MARK CARWARDINE
AUSTRALIA HAS SPECTACULAR WILDLIFE AND HABITATS THAT SHOULD BE CHERISHED. IT’S A SHAME ITS GOVERNMENT DISAGREES.
“Australia is rapidly becoming one of Earth’s least environmentally friendly countries.”
Australia has been reprimanded by the United Nations several times recently for a string of scandalous environmental misdemeanours. Quite right, too. We worry about David Cameron viewing our wildlife and wild places as worthless annoyances – but thank goodness we don’t have Australia’s prime minister Tony Abbott, or its environment minister Greg Hunt. They are nothing less than environmental vandals. So much so that Australia is rapidly becoming one of the least environmentally friendly countries in the world, and its conservationists are tearing their hair out.
Since coming to power in September 2013, Abbott and Hunt have (among other things) pushed the Great Barrier Reef closer to ruin, tried to undo a hard-won peace deal between conservationists and loggers in Tasmania, and withdrawn from global attempts to tackle climate change.
Australia is lucky to have the Great Barrier Reef. It’s one of the most precious places on Earth, no less. So why are the Liberal Party’s dastardly duo treating it with such contempt? Surely it can’t be about money?
The reef already generates an astonishing £3.2 billion annually from tourism alone, yet they want to dredge millions of tonnes of the ocean floor from its sensitive waters, increase heavy shipping through its narrow straits and develop ‘mega-ports’ on the adjacent coast (part of a plan to triple Australia’s fossil-fuel exports by 2030).
Admittedly Abbott and Hunt are merely exacerbating 30 years of decay due to threats such as coastal development, pollution, fishing and climate change: the reef has already lost more than half of its coral cover. But that’s no excuse.

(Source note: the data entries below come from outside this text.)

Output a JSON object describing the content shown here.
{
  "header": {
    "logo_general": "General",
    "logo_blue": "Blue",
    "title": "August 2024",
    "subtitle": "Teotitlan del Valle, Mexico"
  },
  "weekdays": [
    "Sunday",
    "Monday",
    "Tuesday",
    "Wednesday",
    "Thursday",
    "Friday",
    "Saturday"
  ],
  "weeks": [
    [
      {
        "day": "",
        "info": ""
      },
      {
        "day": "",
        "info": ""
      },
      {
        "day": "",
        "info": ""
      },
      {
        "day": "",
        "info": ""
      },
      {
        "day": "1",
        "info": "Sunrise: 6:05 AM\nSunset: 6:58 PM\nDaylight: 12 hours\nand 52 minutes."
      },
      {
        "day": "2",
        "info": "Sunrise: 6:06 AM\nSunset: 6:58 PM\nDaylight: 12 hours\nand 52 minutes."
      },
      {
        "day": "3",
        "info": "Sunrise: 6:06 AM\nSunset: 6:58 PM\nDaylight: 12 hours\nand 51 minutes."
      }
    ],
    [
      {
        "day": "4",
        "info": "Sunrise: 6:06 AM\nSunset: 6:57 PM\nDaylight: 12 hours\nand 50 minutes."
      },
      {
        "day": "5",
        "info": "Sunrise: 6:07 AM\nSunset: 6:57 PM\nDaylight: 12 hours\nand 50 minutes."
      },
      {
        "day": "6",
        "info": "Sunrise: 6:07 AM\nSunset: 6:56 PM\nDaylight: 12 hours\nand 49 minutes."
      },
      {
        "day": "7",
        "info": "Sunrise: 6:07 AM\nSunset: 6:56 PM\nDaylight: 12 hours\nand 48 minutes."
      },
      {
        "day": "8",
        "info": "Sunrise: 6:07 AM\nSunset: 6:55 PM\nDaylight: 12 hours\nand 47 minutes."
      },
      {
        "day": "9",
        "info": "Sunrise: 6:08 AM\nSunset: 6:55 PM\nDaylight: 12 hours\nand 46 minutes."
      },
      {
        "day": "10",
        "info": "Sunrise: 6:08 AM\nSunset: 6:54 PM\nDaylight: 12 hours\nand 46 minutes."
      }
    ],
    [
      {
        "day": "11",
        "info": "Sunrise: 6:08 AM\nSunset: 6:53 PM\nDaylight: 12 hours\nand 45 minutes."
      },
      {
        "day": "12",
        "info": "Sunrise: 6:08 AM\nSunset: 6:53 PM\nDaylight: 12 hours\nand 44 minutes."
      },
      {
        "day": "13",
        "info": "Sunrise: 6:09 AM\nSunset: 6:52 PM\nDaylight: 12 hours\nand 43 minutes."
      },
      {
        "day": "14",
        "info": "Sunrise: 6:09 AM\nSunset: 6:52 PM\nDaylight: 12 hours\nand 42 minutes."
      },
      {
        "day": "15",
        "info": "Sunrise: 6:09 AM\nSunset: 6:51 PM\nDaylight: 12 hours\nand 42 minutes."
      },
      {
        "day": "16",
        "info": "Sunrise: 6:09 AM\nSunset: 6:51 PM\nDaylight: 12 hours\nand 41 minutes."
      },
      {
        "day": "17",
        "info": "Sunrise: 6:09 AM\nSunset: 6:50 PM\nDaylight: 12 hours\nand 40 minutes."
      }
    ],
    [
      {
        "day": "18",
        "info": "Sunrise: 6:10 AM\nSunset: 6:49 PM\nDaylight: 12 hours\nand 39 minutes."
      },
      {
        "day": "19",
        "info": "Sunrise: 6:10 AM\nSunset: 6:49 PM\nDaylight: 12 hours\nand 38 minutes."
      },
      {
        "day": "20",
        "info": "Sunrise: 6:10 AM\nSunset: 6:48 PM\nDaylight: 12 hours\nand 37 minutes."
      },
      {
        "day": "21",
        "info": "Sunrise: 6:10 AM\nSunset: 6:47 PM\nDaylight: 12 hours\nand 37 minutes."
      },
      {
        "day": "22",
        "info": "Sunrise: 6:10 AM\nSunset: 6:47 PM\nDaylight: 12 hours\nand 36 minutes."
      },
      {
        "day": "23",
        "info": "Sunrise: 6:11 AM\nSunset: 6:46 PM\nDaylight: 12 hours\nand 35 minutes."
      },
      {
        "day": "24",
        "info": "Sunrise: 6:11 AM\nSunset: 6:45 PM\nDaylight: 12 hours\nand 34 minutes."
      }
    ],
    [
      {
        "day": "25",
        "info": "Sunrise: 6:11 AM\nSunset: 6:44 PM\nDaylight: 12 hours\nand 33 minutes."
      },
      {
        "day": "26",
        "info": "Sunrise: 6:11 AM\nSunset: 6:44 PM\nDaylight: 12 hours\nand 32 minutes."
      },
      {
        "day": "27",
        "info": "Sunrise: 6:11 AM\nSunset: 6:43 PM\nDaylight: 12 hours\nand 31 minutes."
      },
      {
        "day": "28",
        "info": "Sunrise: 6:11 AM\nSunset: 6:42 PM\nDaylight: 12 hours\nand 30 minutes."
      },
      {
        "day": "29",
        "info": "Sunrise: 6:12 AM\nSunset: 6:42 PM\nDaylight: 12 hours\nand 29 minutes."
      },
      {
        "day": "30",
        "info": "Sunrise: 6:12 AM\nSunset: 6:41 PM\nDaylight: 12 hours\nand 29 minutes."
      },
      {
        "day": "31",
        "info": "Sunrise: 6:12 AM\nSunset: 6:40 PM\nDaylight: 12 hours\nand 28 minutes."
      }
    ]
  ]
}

UNESCO is now likely to give Australia 18 months, until December 2016, to get its act together. If it doesn’t, the reef will be reclassified as a World Heritage Site in Danger. Exporting fossil fuels is typical of the Abbott–Hunt approach to climate change. Australia is already one of the world’s highest greenhouse-gas polluters per capita, yet it resists meaningful action. Indeed Abbott is so contemptuous of the science behind climate change (of any science, for that matter) that he once described it as “absolute crap”. The dastardly duo have done everything from abolishing the Climate Commission (created to provide independent information to the public about global warming) to drastically cutting back the renewable-energy target. Not surprisingly they have just been heavily criticised by an international climate-change panel led by the former UN secretary-general Kofi Annan. Meanwhile they want to reignite decades of bitter conflict between conservationists and loggers over Tasmania’s precious rainforests. Despite protests by the logging industry itself, and a poll showing that 91 per cent of Australians want proper protection for their ancient forests, Abbott and Hunt tried to persuade the World Heritage Committee to delist 74,000ha specifically to allow logging. It was such an outrageous request that the committee unanimously rejected it after just seven minutes of debate. Thank goodness the rest of the world holds Tasmania’s treasure trove in the highest regard, even if Australian Liberals do not.
You can (sort of) understand why it’s so difficult to protect wildlife and wild places in Britain, with 265 people per square kilometre. But Australia has just three people per square kilometre, so how can the Liberals justify such an extraordinarily heavy environmental footprint? Perhaps because there is so much space – and so much of it is uninhabitable – politicians think they can get away with more? Or perhaps Abbott and Hunt just don’t give a damn?
AUSTRALIA IS LUCKY TO HAVE THE GREAT BARRIER REEF. SO WHY ARE THE LIBERAL PARTY TREATING IT WITH SUCH CONTEMPT?”